The ultimate goal of AI is to directly enhance human decision-making with ML, although there is still a long way to go. The progress of deep learning has enabled machines to achieve superhuman performance in some tasks, but this has not been substantively rewarded. However, we should not waste time learning how machines make decisions but focus on using their talents directly. The data generated by IoT will ensure the machine's predictive capabilities and can replace humans in many mundane situations, but when it comes to complex judgments, machine predictions will supplement rather than replace humans. Machines will provide us with more decision-making information, but we will always be the ones making significant decisions.
Supporting developers to quickly utilize embedded machine learning
Through the collaboration between Nordic and Edge Impulse, Nordic's Thingy:53 multi-sensor IoT prototyping platform and Thingy:91 and nRF5340 development kits can all support TinyML, enabling developers to quickly start using embedded machine learning.
Nordic Thingy:53™ is an easy-to-use IoT prototyping platform that allows for the creation of prototypes and proofs-of-concept (PoC) without building custom hardware. Built around Nordic's flagship dual-core wireless nRF5340 SoC, the processing power and memory size of its dual Arm Cortex-M33 processors enable it to run embedded ML models directly on the device.
Nordic Thingy:91, on the other hand, is an easy-to-use battery-powered prototyping platform for cellular IoT using LTE-M, NB-IoT, and GNSS. It is ideal for creating proofs-of-concept, demos, and initial prototypes during your cellular IoT development phase. Thingy:91 is built around the nRF9160 SiP and has been certified for LTE bands worldwide, meaning that it can be used almost anywhere in the world. Cellular communication can be easily interlaced with GNSS positioning acquisition, making it ideal for product ideas with complex asset tracking, and the kit comes pre-loaded with a sophisticated asset tracking application.

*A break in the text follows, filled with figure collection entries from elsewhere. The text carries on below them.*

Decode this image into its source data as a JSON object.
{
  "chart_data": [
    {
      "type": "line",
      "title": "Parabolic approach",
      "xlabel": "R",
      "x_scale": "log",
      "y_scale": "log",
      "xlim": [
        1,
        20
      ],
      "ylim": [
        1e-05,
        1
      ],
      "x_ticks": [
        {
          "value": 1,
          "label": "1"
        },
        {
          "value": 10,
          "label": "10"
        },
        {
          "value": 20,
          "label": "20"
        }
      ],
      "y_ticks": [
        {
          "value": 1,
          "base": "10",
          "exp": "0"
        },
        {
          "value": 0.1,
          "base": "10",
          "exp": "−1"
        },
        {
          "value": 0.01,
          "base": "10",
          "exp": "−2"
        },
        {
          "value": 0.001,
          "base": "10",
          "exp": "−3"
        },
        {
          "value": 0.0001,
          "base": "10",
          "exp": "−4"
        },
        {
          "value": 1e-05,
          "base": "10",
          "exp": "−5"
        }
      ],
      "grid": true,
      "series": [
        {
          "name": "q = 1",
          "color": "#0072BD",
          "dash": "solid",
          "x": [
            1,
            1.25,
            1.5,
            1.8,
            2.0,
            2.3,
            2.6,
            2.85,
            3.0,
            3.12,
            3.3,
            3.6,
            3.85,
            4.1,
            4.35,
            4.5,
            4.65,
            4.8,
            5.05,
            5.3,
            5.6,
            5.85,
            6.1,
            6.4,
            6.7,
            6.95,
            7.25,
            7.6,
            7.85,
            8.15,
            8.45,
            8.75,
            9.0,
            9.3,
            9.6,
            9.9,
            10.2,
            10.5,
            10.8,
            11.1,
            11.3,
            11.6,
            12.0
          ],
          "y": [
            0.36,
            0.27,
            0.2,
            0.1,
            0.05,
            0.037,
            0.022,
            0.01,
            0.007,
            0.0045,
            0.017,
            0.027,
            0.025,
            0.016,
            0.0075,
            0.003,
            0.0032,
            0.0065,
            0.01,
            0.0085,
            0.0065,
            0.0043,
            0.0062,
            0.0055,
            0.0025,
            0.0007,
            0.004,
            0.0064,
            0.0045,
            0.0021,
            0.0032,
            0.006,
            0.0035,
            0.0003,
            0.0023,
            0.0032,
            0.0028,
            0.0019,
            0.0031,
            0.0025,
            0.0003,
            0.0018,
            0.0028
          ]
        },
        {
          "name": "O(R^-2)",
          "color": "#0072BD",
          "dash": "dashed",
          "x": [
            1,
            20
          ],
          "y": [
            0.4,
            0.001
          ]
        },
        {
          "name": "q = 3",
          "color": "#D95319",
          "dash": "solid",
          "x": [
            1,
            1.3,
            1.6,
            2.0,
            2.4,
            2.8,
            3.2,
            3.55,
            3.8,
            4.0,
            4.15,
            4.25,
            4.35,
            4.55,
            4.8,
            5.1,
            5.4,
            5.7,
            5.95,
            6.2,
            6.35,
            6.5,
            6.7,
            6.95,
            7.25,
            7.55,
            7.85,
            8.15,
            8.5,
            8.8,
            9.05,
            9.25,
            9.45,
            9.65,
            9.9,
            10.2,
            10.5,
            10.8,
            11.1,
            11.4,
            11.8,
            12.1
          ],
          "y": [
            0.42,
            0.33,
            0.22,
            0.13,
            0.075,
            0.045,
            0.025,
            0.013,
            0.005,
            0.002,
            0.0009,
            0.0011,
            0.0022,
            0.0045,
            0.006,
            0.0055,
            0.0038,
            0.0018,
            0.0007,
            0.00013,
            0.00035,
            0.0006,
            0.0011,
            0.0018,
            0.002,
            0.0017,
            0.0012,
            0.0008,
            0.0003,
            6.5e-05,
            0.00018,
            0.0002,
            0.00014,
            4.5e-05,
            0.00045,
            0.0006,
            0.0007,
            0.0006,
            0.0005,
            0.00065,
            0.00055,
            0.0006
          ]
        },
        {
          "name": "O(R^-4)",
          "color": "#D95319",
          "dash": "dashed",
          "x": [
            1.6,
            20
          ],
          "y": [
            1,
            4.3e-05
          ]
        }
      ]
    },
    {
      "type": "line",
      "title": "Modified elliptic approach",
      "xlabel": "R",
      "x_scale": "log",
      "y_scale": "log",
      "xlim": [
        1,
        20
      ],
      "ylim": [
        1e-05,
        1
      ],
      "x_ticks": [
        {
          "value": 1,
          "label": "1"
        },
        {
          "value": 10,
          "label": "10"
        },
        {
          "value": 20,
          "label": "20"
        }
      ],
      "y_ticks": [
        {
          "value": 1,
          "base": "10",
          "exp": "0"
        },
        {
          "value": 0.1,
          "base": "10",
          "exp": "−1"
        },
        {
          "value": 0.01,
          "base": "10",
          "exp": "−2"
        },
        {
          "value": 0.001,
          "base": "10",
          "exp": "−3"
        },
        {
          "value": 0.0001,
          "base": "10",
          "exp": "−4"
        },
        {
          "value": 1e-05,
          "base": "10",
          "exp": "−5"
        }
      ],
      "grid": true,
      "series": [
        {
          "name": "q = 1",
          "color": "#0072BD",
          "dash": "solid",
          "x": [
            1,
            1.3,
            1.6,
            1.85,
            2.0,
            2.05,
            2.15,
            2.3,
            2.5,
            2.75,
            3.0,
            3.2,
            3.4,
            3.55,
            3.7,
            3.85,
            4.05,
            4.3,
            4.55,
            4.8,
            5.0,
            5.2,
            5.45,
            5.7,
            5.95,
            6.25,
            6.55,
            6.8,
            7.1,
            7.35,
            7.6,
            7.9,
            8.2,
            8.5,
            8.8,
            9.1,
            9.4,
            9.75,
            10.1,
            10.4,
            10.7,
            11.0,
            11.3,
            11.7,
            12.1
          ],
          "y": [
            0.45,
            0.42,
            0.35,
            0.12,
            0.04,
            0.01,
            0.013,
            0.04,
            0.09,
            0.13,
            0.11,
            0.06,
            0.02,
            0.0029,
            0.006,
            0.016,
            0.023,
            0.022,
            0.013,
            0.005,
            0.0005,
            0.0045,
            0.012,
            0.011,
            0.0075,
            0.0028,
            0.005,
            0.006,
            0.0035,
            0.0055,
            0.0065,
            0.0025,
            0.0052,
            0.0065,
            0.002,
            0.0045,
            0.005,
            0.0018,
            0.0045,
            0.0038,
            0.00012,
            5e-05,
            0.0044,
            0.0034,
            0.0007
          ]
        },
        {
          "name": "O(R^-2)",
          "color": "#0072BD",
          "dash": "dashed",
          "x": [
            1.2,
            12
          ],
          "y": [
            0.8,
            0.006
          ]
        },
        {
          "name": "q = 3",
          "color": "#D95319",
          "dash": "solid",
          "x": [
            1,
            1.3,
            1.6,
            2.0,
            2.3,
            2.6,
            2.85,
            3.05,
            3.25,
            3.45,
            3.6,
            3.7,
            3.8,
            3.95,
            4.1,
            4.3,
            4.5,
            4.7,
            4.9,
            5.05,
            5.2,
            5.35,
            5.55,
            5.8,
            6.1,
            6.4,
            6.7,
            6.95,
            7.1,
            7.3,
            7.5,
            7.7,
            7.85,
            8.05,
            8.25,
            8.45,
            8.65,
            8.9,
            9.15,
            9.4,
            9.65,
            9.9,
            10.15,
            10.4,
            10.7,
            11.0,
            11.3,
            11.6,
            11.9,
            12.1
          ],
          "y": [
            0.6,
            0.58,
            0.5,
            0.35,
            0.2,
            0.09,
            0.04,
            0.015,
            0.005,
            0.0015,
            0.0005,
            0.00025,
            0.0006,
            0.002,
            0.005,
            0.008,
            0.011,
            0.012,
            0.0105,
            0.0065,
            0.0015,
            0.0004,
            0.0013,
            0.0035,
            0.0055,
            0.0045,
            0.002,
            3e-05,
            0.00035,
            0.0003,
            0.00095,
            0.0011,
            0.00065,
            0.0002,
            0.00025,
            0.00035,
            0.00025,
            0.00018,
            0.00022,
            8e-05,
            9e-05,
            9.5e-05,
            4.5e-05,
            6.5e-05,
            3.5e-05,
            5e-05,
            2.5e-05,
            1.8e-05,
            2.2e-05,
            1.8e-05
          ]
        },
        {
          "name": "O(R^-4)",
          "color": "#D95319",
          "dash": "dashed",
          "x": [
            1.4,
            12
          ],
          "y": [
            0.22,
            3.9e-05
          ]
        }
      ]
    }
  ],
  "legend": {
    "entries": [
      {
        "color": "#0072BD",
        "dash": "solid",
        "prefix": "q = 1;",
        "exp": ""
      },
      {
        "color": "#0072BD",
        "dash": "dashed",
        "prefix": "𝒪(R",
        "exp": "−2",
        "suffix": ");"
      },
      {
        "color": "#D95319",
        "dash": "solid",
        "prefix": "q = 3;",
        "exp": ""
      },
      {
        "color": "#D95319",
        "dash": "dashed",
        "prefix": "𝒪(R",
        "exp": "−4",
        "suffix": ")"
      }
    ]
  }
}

The Nordic nRF5340 development kit is a dual-core Bluetooth 5.3 SoC that supports communication protocols such as Low Energy Bluetooth, Bluetooth mesh, NFC, Matter, Thread, and Zigbee. The nRF5340 development kit contains everything needed to get started with development on one board and supports the development of a wide range of wireless protocols. It supports Low Energy Bluetooth with high throughput of 2 Mbps, advertising extensions, and long-range capabilities. Mesh networking protocols such as Bluetooth mesh, Thread, and Zigbee can run simultaneously with Low Energy Bluetooth, allowing smartphones to provision, commission, configure, and control mesh network nodes, which is a prerequisite for Matter applications. It also supports NFC, ANT, 802.15.4, and proprietary 2.4 GHz protocols.
Conclusion
In the era of rapid AI development, using AI technology to assist human management and decision-making has become a trend. By using AI for basic information processing and judgment, and then presenting the information to humans for important decision-making reference, this enhanced intelligent application will be an important direction for future development. Nordic's machine learning solutions can accelerate your development speed when developing IoT AI applications, making it worth further understanding and adoption.